From action items (Uwe +5, +3 Farhan, +3 Christina, loic + 2) 13

  • Do we still need to explicitly track automated tests in tracking issues, or are we at the point now where we can just do this during release testing week?
    • Discussion:
      • There is a lot automated on the release testing grid. Is there value in specifying the tests we want to tackle in the iteration, or is there enough time during the release testing week to tackle a few remaining tests.
      • How many manual items remain on the release testing grid?
        • All tests on auth are not automated (~12 tests)
        • Most of code intel is automated
        • Search a lot is automated, still 7 items that need to be automated
        • About 25 items that are not automated in total
      • It is hard to automate class of tests around authentication. I don’t see how they could be reliably automated.

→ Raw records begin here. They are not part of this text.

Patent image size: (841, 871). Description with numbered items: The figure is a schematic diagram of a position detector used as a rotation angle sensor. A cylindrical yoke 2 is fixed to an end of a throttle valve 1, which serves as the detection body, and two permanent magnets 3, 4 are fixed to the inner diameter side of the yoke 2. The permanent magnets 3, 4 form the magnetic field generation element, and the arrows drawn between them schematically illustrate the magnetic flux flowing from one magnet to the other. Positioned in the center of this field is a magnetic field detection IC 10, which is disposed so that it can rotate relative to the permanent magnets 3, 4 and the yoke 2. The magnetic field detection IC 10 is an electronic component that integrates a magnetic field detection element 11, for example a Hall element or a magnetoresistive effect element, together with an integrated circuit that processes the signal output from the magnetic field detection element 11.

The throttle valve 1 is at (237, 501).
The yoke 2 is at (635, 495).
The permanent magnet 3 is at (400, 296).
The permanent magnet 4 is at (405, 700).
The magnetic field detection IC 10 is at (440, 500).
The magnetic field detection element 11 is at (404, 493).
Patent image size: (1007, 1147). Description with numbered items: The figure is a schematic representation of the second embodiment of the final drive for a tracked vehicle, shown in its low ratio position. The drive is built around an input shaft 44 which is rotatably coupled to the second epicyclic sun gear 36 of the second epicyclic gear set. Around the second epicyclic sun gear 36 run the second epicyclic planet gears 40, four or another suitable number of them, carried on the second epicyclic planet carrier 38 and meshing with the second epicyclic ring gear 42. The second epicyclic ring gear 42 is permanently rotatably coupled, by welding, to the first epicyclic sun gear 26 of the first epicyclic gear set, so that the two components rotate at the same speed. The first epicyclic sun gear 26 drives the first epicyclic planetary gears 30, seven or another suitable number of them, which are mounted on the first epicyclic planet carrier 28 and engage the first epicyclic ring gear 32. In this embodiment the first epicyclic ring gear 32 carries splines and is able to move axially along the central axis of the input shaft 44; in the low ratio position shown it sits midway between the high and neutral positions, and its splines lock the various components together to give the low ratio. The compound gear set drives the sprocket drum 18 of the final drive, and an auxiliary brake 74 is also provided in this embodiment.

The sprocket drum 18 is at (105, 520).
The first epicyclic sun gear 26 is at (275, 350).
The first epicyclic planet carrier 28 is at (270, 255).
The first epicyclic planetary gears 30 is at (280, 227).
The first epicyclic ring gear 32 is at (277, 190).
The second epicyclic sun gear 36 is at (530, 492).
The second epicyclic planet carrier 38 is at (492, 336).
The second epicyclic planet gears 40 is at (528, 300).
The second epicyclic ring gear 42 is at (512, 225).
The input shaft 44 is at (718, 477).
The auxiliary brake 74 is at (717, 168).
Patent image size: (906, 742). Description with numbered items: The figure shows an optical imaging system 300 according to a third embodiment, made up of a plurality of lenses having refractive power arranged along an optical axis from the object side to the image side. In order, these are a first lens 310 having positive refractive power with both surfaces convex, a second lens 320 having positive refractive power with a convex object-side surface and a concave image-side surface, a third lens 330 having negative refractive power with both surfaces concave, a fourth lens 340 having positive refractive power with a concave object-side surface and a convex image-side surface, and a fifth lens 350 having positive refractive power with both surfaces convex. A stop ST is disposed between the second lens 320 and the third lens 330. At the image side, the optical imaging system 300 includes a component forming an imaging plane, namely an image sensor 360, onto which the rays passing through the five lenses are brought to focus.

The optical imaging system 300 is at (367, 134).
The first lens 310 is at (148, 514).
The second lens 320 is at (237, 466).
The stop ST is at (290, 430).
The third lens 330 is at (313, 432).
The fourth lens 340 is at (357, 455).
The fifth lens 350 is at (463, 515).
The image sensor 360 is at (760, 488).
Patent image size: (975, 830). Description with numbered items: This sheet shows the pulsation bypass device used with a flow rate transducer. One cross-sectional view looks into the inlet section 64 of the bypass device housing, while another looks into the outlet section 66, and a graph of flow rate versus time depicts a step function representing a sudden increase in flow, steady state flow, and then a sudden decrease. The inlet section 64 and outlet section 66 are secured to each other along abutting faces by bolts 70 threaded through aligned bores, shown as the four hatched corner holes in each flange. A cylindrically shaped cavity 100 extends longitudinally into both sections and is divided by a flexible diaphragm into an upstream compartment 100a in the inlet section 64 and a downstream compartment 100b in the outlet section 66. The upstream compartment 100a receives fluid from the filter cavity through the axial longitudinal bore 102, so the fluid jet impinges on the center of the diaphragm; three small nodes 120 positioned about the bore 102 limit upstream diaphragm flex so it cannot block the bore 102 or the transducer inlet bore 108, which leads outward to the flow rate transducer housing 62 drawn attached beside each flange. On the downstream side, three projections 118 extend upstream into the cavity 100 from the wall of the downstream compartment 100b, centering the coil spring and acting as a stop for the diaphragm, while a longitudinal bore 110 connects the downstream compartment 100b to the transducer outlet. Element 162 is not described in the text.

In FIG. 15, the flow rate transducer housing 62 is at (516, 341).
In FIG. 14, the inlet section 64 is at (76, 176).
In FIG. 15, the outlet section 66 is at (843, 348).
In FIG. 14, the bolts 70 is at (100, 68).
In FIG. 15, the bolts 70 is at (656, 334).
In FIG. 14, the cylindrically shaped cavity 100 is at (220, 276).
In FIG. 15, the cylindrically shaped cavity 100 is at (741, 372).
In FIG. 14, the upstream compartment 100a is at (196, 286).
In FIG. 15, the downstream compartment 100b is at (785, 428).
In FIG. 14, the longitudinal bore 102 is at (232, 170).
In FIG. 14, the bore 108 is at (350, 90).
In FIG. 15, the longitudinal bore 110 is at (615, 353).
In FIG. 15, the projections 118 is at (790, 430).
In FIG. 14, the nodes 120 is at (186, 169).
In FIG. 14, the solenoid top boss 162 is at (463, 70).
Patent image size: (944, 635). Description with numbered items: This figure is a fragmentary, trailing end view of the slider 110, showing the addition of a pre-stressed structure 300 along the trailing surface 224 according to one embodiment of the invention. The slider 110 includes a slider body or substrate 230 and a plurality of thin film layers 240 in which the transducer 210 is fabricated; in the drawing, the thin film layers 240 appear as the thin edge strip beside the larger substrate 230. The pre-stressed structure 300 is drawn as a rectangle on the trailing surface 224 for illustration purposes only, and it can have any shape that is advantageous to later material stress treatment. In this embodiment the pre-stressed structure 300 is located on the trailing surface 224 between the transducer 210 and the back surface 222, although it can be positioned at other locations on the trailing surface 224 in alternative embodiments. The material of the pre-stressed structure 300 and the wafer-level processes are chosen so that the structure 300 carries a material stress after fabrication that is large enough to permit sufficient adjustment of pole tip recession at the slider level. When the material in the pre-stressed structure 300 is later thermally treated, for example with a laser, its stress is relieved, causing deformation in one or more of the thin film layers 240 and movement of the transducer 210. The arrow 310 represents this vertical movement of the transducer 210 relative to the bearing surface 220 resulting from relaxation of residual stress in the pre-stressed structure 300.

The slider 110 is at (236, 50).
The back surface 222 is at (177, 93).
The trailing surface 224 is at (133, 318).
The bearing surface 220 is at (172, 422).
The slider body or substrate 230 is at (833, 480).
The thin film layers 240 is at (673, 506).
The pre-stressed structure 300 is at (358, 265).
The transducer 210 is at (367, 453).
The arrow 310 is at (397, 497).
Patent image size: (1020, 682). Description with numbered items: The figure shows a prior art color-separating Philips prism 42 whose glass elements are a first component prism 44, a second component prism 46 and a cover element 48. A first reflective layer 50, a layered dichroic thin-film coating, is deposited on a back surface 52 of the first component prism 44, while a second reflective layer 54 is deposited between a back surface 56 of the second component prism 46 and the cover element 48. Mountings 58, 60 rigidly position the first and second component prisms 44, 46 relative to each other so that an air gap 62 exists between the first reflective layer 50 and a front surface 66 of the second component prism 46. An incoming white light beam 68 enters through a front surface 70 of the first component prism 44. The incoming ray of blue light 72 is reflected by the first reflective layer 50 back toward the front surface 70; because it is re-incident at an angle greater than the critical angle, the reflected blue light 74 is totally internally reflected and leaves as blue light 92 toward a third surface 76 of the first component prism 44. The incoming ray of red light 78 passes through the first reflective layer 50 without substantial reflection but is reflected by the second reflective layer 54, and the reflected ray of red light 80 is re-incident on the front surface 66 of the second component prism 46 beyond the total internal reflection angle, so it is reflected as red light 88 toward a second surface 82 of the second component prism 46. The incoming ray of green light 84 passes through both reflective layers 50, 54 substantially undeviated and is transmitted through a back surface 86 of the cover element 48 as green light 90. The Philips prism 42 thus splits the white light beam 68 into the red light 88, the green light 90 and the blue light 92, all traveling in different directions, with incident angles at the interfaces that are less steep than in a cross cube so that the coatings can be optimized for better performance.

      • There are some teams that should continue focusing heavily on automated testing (seeing what is possible there) e.g. authentication it is unclear if we can automated it. Is there something else we can do to gain confidence where we don’t have to automate it. Things around external services and site admin pages, extensions could use more tests.
      • It might make sense to take a look at the testing grid and see if it makes sense as part of a release at a team wide planning level.
      • Part of what can be added to a tracking issue - do we need to build something to make auth easier to automate? Are we missing the right test harness to make automation easier?
      • When teams are going to look at the grid and decide what to work on this milestone. Don’t say, “we’re not going to automate because it is hard” but consider “what would it take to automate” and consider doing that work.